Se estima que en estos más de ocho meses hay casi 51 mil personas detenidas, arrestos ilegales, desplazamiento forzado y fallecimientos no esclarecidos dentro de los centros penales. El territorio de la “paralegalidad” actúa sobre números y no sobre personas, y los cuerpos son prescindibles, sacrificables, negociables, traficables. Una vez más, solo importan las cifras, los datos.

Al igual que cuando se reportaban las altas cantidades de homicidios diarios, hay una disolución de la persona. La “Necromáquina” quiere hacer daño, disolver la condición de persona, se generaliza a los detenidos, los cuerpos están desarticulados y rotos, se convierten en cosas, son transfigurados por las violencias y se vuelven entidades abstractas.
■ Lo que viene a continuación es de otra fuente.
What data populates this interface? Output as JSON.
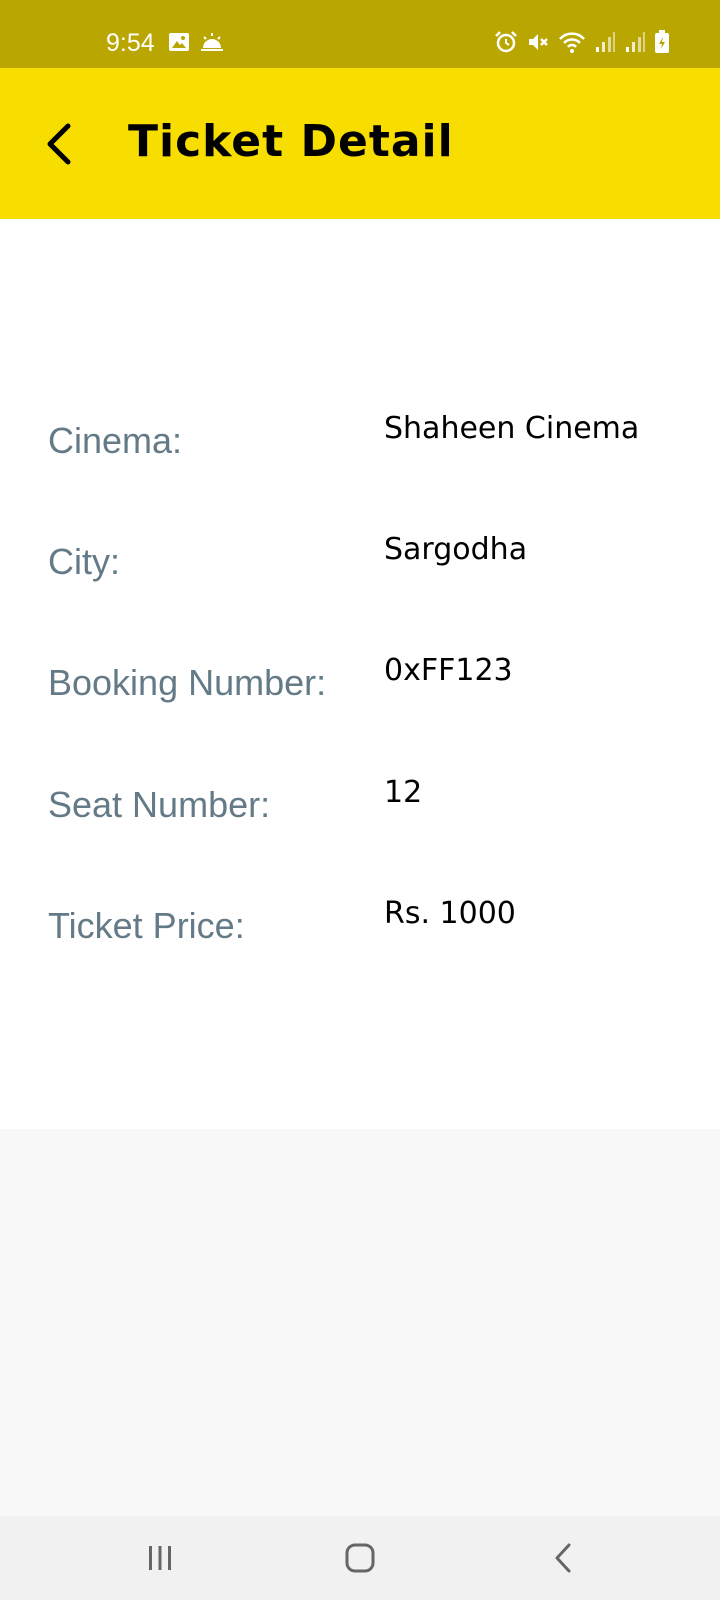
{
  "status_bar": {
    "time": "9:54",
    "left_icons": [
      "image-icon",
      "weather-icon"
    ],
    "right_icons": [
      "alarm-icon",
      "mute-icon",
      "wifi-icon",
      "signal-icon",
      "signal-icon",
      "battery-icon"
    ]
  },
  "app_bar": {
    "title": "Ticket Detail",
    "background": "#f7dd00"
  },
  "details": [
    {
      "label": "Cinema:",
      "value": "Shaheen Cinema"
    },
    {
      "label": "City:",
      "value": "Sargodha"
    },
    {
      "label": "Booking Number:",
      "value": "0xFF123"
    },
    {
      "label": "Seat Number:",
      "value": "12"
    },
    {
      "label": "Ticket Price:",
      "value": "Rs. 1000"
    }
  ],
  "nav_bar": {
    "buttons": [
      "recents-icon",
      "home-icon",
      "back-icon"
    ]
  }
}
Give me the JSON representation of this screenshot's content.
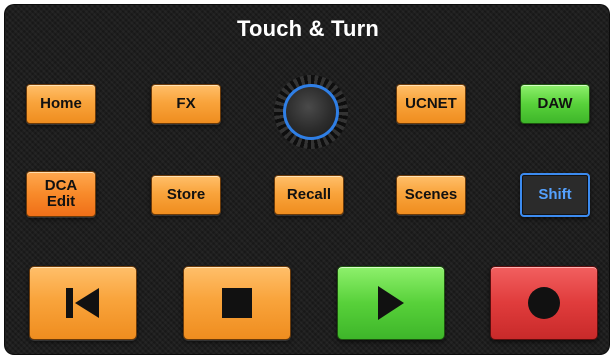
{
  "title": "Touch & Turn",
  "buttons": {
    "home": "Home",
    "fx": "FX",
    "ucnet": "UCNET",
    "daw": "DAW",
    "dca_edit_line1": "DCA",
    "dca_edit_line2": "Edit",
    "store": "Store",
    "recall": "Recall",
    "scenes": "Scenes",
    "shift": "Shift"
  },
  "transport": {
    "previous_icon": "skip-previous-icon",
    "stop_icon": "stop-icon",
    "play_icon": "play-icon",
    "record_icon": "record-icon"
  },
  "encoder": {
    "icon": "rotary-knob"
  },
  "colors": {
    "panel": "#1c1c1c",
    "orange": "#f9a43c",
    "green": "#58d13a",
    "red": "#e03c3c",
    "shift_border": "#3c8bf0"
  }
}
El acecho a las comunidades tradicionalmente controladas por las pandillas son ahora territorios cubiertos bajo una atmósfera de la permanente sospecha a priori. Criminalización de la pobreza, incremento de los dispositivos de vigilancia y un tenso debate que vuelven los derechos humanos como espacios de protección de “criminales”, y todo esto sobredimensiona la noción de seguridad.

A los más de ocho meses de un régimen de excepción que no ha tenido ningún freno ni oposición, del cual no tenemos más información que la que escasamente dan algunos funcionarios, ¿debemos de confiar ciegamente en las decisiones de policías y soldados solo porque son legítimamente avalados por la institucionalidad?, ¿debemos de creer ciegamente que toman las mejores decisiones sobre quién debe ser llevado a detención provisional?, ¿debemos de confiar ciegamente en que la institución policial es incorruptible cuando hemos tenido frente a nuestros ojos acciones como las de un grupo de élite de la PNC involucrado en homicidios?

Creo que estamos siendo un poco ingenuos al no poner cuestionamientos ante un Estado que nunca ha sido perfecto y que ahora tampoco lo es.

De esa manera, se está moldeando una de las principales características en torno a las estrategias en pro de la seguridad, y que es el rechazo a cualquier forma de disenso, porque se trata de “la única verdad”, y esa verdad, como cualquier elemento autoritario, se proclama como universal, con altas dosis de disciplinamiento social que poco a poco se sedimentarán en el imaginario como parte de una cotidianidad, con el único objetivo de no despertar argumentación ni cuestionamiento. Cuando ese disciplinamiento se vuelva generalizado para toda la población por igual y vaya más allá que apresar pandilleros, será demasiado tarde para corregir el rumbo.


Reguillo, R. (2021). Necromáquina: cuando morir no es suficiente. Gedisa.

Segato, R. (2013). La escritura en el cuerpo de las mujeres asesinadas de Ciudad Juárez. Territorio, soberanía y crímenes de segundo estado. Ciudad de México: Tinta Limón.


*Alexia Ávalos es salvadoreña residente en México. Doctorante en la Universidad Autónoma Metropolitana-Xochimilco bajo la línea de investigación “Comunicación y Política”. Maestra en Estudios de la Cultura y la Comunicación y especialista en Estudios de Opinión “Monitoreo de la agenda pública y medios de comunicación”.